Higo holds an invaluable set of experience within the sport of mixed martial arts. The Brazilian fought over 20 times, held a respectable organizations title (RFA/LFA), and challenged for the Bellator bantamweight title (Higo had two scheduled Bellator title fights. In his first, he missed weight). Higo represents a slight step up in competition. The ‘Pitbull’ fighter holds an infectious championship pedigree. At this point, a victory over Higo suggests a significant bump in the division rankings for the victor.

This isn’t lost on Pico, he understands the opportunity and challenges Higo presents. He relishes the chance, almost to a point of anger and displeasure. Displeasure that Higo would dare come up to Pico’s featherweight division to challenge him.

Moving Up the Ranks

“Honestly, it’s just another day for me. I’ve wrestled against the best in the world, I’ve fought across the world, I’ve wrestled guys in Dagestan, I’ve spent time with them. It’s no different. I’m confident in my skillsets, I really am. I’m confident in the team I have behind me.

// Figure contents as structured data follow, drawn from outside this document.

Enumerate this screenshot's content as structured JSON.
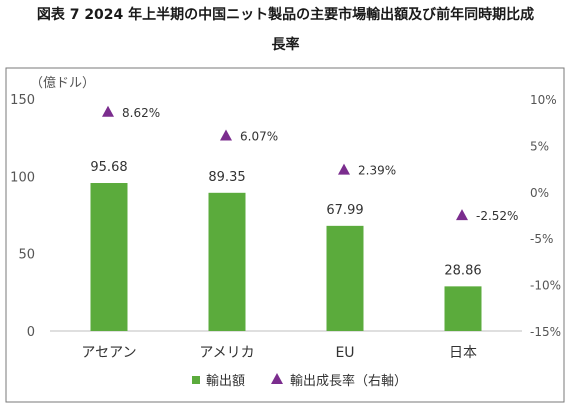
{
  "title_lines": [
    "図表 7 2024 年上半期の中国ニット製品の主要市場輸出額及び前年同時期比成",
    "長率"
  ],
  "chart_data": {
    "type": "bar",
    "categories": [
      "アセアン",
      "アメリカ",
      "EU",
      "日本"
    ],
    "series": [
      {
        "name": "輸出額",
        "kind": "bar",
        "axis": "left",
        "color": "#5bab3c",
        "values": [
          95.68,
          89.35,
          67.99,
          28.86
        ],
        "labels": [
          "95.68",
          "89.35",
          "67.99",
          "28.86"
        ]
      },
      {
        "name": "輸出成長率（右軸）",
        "kind": "marker",
        "marker": "triangle",
        "axis": "right",
        "color": "#7b2d8e",
        "values": [
          8.62,
          6.07,
          2.39,
          -2.52
        ],
        "labels": [
          "8.62%",
          "6.07%",
          "2.39%",
          "-2.52%"
        ]
      }
    ],
    "left_axis": {
      "unit_label": "（億ドル）",
      "ylim": [
        0,
        150
      ],
      "ticks": [
        0,
        50,
        100,
        150
      ],
      "tick_labels": [
        "0",
        "50",
        "100",
        "150"
      ]
    },
    "right_axis": {
      "ylim": [
        -15,
        10
      ],
      "ticks": [
        10,
        5,
        0,
        -5,
        -10,
        -15
      ],
      "tick_labels": [
        "10%",
        "5%",
        "0%",
        "-5%",
        "-10%",
        "-15%"
      ]
    },
    "grid": false,
    "legend_position": "bottom"
  }
}
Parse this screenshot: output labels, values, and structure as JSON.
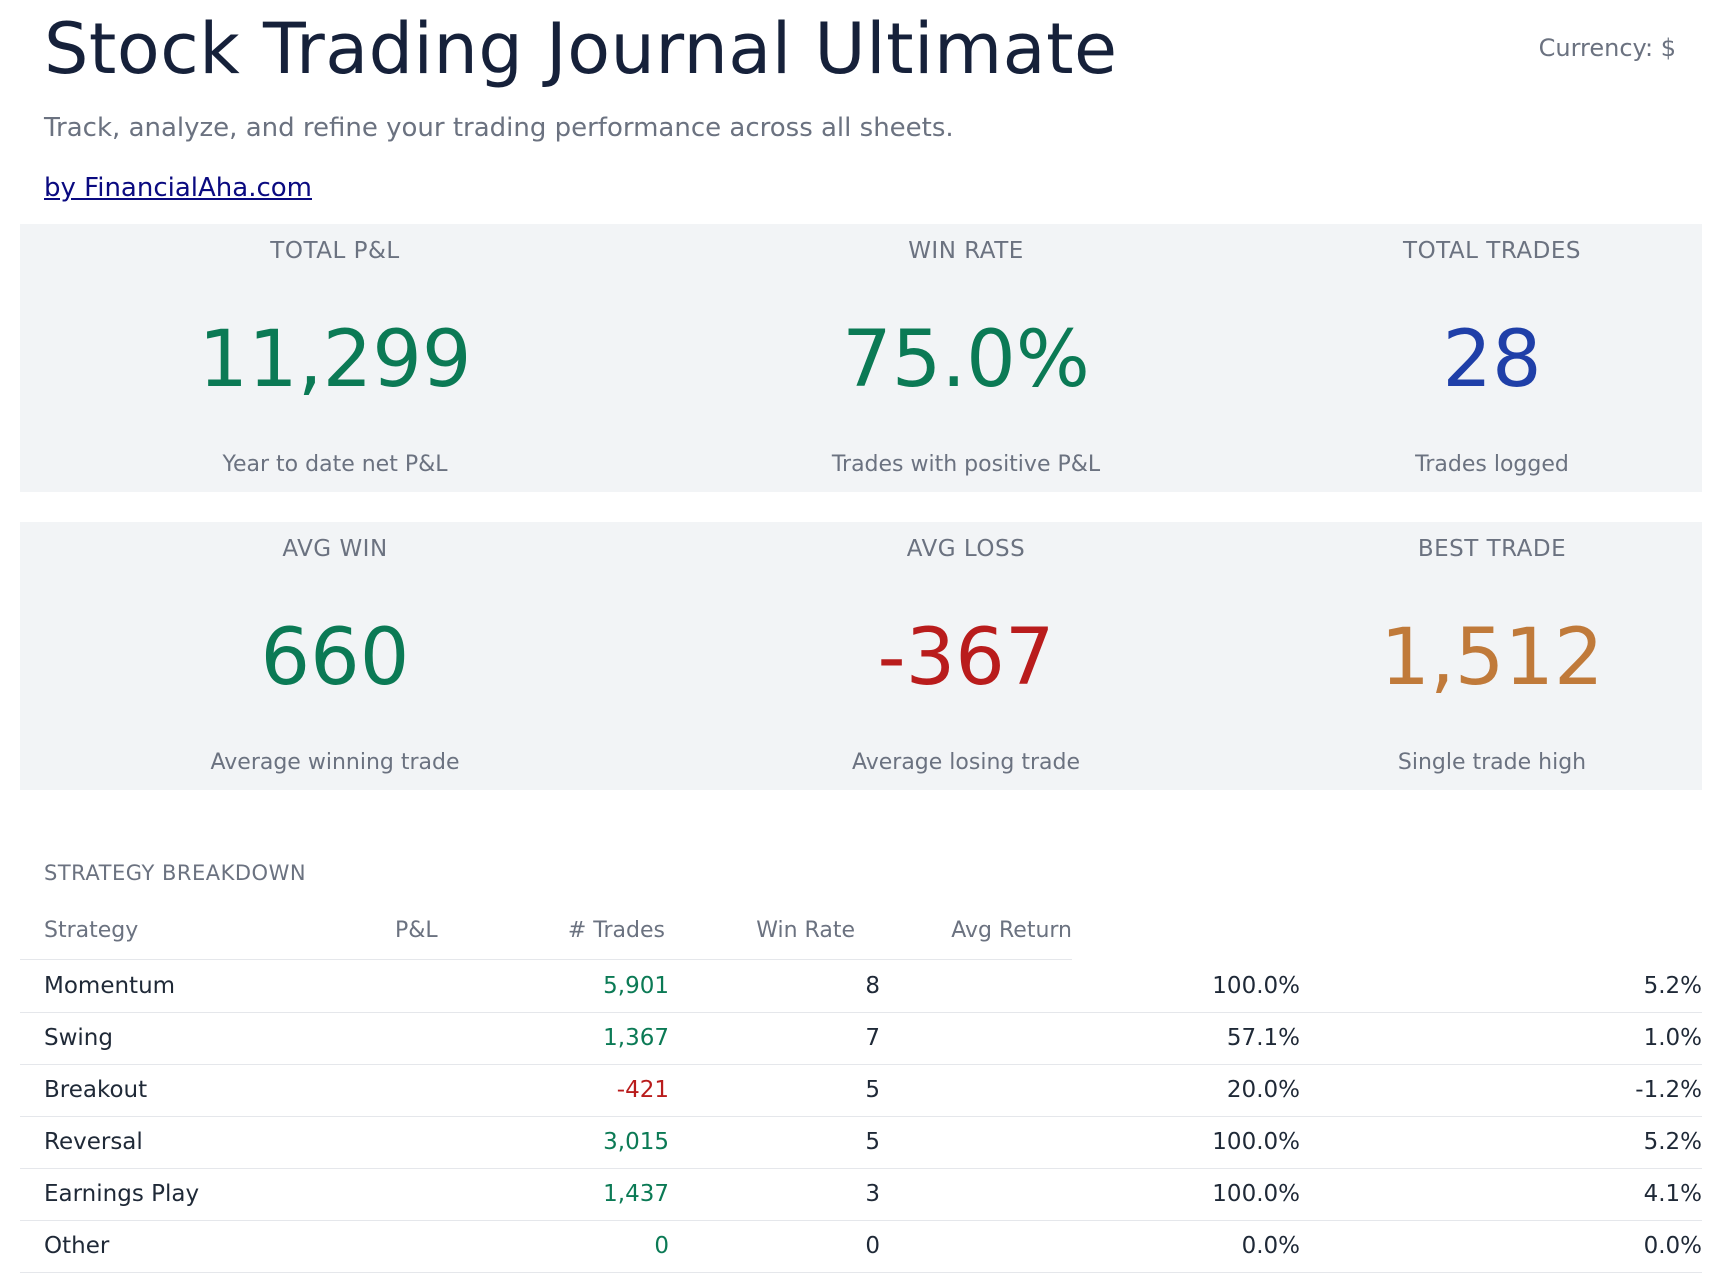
{
  "header": {
    "title": "Stock Trading Journal Ultimate",
    "currency": "Currency: $",
    "subtitle": "Track, analyze, and refine your trading performance across all sheets.",
    "byline": "by FinancialAha.com"
  },
  "kpis": [
    {
      "label": "TOTAL P&L",
      "value": "11,299",
      "caption": "Year to date net P&L",
      "color": "#0b7a55"
    },
    {
      "label": "WIN RATE",
      "value": "75.0%",
      "caption": "Trades with positive P&L",
      "color": "#0b7a55"
    },
    {
      "label": "TOTAL TRADES",
      "value": "28",
      "caption": "Trades logged",
      "color": "#1f3fa8"
    },
    {
      "label": "AVG WIN",
      "value": "660",
      "caption": "Average winning trade",
      "color": "#0b7a55"
    },
    {
      "label": "AVG LOSS",
      "value": "-367",
      "caption": "Average losing trade",
      "color": "#b91c1c"
    },
    {
      "label": "BEST TRADE",
      "value": "1,512",
      "caption": "Single trade high",
      "color": "#c07a3a"
    }
  ],
  "strategy": {
    "section_title": "STRATEGY BREAKDOWN",
    "columns": [
      "Strategy",
      "P&L",
      "# Trades",
      "Win Rate",
      "Avg Return"
    ],
    "rows": [
      {
        "name": "Momentum",
        "pnl": "5,901",
        "trades": "8",
        "win_rate": "100.0%",
        "avg_return": "5.2%"
      },
      {
        "name": "Swing",
        "pnl": "1,367",
        "trades": "7",
        "win_rate": "57.1%",
        "avg_return": "1.0%"
      },
      {
        "name": "Breakout",
        "pnl": "-421",
        "trades": "5",
        "win_rate": "20.0%",
        "avg_return": "-1.2%"
      },
      {
        "name": "Reversal",
        "pnl": "3,015",
        "trades": "5",
        "win_rate": "100.0%",
        "avg_return": "5.2%"
      },
      {
        "name": "Earnings Play",
        "pnl": "1,437",
        "trades": "3",
        "win_rate": "100.0%",
        "avg_return": "4.1%"
      },
      {
        "name": "Other",
        "pnl": "0",
        "trades": "0",
        "win_rate": "0.0%",
        "avg_return": "0.0%"
      }
    ]
  },
  "colors": {
    "positive": "#0b7a55",
    "negative": "#b91c1c"
  }
}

If anything, he’s got to be worried about me. I’m free, I’m ready to go. I’ve got knockout power in both hands. I have takedown defense, I can take him down so the pressure is on him,” Pico told MMASucka. “He’s never faced a guy like Aaron Pico before. He hasn’t faced a guy that doesn’t get tired, keeps coming and that’s going to freaking break your will. The pressure is really going to be on him and I’m going to come out victorious.

We are going to win that fight.  I feel confident when I say that. Then he’s probably going to have to go down to 135 because as long as he’s at 145, I’m there, he’s not going to go anywhere. He’s going to have to get through me and I’m going to be at 145 for a very, very long time. So once I get done with him, I don’t like to get cocky but he’s going to have to go back down to 135. He’s a very tough guy and I don’t take him for granted but this is different. It’s a whole different beast when you fight me. I’ve got the team behind me, I’ve got the pedigree behind me. I’m ready to go and [I] just hope he’s prepared.”

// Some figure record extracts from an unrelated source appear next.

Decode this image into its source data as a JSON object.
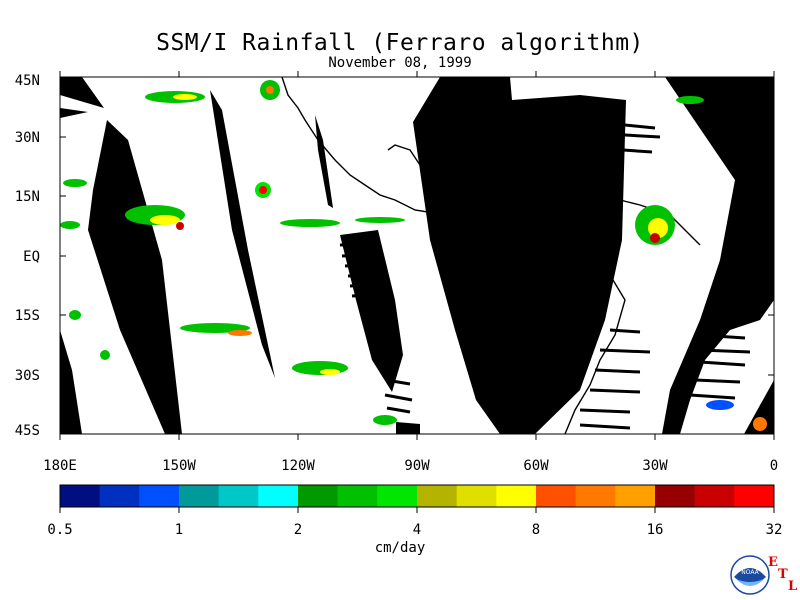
{
  "title": "SSM/I Rainfall (Ferraro algorithm)",
  "date": "November 08, 1999",
  "lat_labels": [
    "45N",
    "30N",
    "15N",
    "EQ",
    "15S",
    "30S",
    "45S"
  ],
  "lon_labels": [
    "180E",
    "150W",
    "120W",
    "90W",
    "60W",
    "30W",
    "0"
  ],
  "colorbar": {
    "colors": [
      "#000f80",
      "#0030c0",
      "#0050ff",
      "#009a9a",
      "#00c8c8",
      "#00ffff",
      "#009a00",
      "#00c000",
      "#00e600",
      "#b4b400",
      "#e0e000",
      "#ffff00",
      "#ff5000",
      "#ff7800",
      "#ffa000",
      "#960000",
      "#c80000",
      "#ff0000"
    ],
    "tick_labels": [
      "0.5",
      "1",
      "2",
      "4",
      "8",
      "16",
      "32"
    ],
    "units": "cm/day"
  },
  "logo": {
    "text": "NOAA",
    "letters": [
      "E",
      "T",
      "L"
    ]
  },
  "colors": {
    "swath_gap": "#000000",
    "coast": "#000000",
    "background": "#ffffff"
  }
}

The demeanor of Aaron Pico does suggest a brazen person who steps inside of cages. He speaks with a calm ease in his voice. A tone that is a mere opposite of the adrenaline raging fighter set to make the walk Saturday night in San Jose, California. It is another representation of his balance. With balance comes success and for Aaron Pico, there is just as much success on the horizon then there is laying on the path behind him.